All the courses (from the 1st to the 3rd cycle) offered at the Université Lille 1 are backed up by the 45 research laboratoires recognised either by the French Ministry or by the CNRS (National Scientific Research Centre). All the institutions in the Université Lille 1 develop Centres of Excellence: Micro-Electronics, Automated Earth Transport, Mechanics and Automated Machines, New Materials, Structural/Functional Bio-Molecular Relations, Economy of Industrial Firms, Education and Engineering.

Teaching

Teaching is carried out in the 8 UFR (Training and Research Units), the 3 Engineering Schools (EUDIL, IAAL, ENIC), the 3 Institutes (IUT, CUEEP and IAE) and a Marine Life Station in Wimereux which are all run as ‘Faculties’, the most common name in Europe. The Université Lille 1 offers 142 programmes given either in the form of first degree programmes to students or as further education courses for adults. The university awards over 160 national diplomas.

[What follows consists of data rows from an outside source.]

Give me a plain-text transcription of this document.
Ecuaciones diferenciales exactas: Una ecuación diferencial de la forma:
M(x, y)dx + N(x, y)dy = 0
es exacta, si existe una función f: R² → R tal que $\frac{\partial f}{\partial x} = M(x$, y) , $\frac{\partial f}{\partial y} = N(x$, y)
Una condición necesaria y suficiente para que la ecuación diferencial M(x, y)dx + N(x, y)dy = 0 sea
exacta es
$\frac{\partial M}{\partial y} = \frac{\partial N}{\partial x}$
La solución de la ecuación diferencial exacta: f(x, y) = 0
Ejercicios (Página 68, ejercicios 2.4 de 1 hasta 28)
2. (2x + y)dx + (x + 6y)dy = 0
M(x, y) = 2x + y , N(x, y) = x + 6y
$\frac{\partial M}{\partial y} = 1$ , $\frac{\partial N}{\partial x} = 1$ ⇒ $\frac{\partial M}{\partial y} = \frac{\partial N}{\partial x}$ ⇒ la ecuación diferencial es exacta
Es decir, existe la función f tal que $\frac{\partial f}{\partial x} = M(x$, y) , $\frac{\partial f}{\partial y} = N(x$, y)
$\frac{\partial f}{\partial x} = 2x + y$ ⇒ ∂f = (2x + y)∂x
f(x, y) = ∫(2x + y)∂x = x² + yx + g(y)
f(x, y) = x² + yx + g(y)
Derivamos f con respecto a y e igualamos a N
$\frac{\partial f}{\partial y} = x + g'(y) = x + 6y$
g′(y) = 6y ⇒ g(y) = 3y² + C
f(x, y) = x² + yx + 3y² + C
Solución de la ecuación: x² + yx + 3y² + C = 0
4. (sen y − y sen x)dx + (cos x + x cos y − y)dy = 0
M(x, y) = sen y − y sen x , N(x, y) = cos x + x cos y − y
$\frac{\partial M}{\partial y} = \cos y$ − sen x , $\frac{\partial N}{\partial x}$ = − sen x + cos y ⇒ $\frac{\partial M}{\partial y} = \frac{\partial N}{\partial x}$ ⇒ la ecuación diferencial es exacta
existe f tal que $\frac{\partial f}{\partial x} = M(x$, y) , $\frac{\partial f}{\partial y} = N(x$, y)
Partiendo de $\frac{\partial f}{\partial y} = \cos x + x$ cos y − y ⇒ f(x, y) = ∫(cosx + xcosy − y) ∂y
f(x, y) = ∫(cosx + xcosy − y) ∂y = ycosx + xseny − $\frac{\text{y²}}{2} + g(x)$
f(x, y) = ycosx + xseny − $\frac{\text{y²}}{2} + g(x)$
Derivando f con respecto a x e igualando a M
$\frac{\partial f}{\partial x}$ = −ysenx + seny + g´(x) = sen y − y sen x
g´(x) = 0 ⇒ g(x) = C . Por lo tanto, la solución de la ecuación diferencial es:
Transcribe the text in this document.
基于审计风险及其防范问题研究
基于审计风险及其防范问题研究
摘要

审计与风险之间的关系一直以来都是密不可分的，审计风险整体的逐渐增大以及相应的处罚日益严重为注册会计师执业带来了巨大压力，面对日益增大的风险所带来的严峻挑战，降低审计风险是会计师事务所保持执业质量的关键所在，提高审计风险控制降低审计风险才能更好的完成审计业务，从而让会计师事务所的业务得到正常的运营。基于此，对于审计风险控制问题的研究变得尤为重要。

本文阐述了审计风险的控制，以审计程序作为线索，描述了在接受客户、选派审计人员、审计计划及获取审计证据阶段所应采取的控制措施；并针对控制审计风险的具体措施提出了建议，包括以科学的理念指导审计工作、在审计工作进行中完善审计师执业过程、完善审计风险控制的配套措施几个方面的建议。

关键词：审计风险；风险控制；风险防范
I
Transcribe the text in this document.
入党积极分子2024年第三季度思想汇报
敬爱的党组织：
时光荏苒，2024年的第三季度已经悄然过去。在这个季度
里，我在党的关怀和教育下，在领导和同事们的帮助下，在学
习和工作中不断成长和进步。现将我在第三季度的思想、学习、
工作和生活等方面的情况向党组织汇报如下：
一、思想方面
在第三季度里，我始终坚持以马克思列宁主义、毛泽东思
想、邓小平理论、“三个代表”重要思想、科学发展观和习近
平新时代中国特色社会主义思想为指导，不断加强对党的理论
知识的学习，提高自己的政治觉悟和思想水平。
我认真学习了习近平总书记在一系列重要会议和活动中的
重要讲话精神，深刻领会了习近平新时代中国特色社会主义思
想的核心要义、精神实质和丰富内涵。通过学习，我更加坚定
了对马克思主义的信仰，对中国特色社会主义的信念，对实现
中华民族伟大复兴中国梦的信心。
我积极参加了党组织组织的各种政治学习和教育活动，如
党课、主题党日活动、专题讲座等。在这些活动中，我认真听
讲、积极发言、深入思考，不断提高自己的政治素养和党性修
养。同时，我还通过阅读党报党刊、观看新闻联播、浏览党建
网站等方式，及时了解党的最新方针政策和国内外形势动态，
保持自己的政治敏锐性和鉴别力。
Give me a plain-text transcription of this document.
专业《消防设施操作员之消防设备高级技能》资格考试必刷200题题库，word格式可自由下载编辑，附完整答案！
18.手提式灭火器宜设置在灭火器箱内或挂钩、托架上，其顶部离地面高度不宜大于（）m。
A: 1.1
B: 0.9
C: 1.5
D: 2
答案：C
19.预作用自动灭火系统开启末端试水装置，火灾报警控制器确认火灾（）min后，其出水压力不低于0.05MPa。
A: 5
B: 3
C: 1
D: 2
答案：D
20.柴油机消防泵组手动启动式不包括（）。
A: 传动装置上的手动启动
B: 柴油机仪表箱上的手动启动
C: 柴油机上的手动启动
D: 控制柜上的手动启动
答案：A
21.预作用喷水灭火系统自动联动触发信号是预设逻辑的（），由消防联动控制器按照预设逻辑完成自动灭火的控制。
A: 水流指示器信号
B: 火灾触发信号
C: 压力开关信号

Most courses are based on experimental teaching. Lectures are given in amphitheatres with class sizes usually less than 120. These courses account for approximately half of the teaching provided by the university. Class lessons (TD) or practical work (TP) is carried out in small groups (between 32 and 36 students). For personal work, the students have access either to the central library, smaller decentralised documentation centres, Study and Research Units (UFR), and Multimedia Resource Centres for self-access learning. Lastly, professional work placements, (from 2 to 6 months), are currently being developed for many programmes.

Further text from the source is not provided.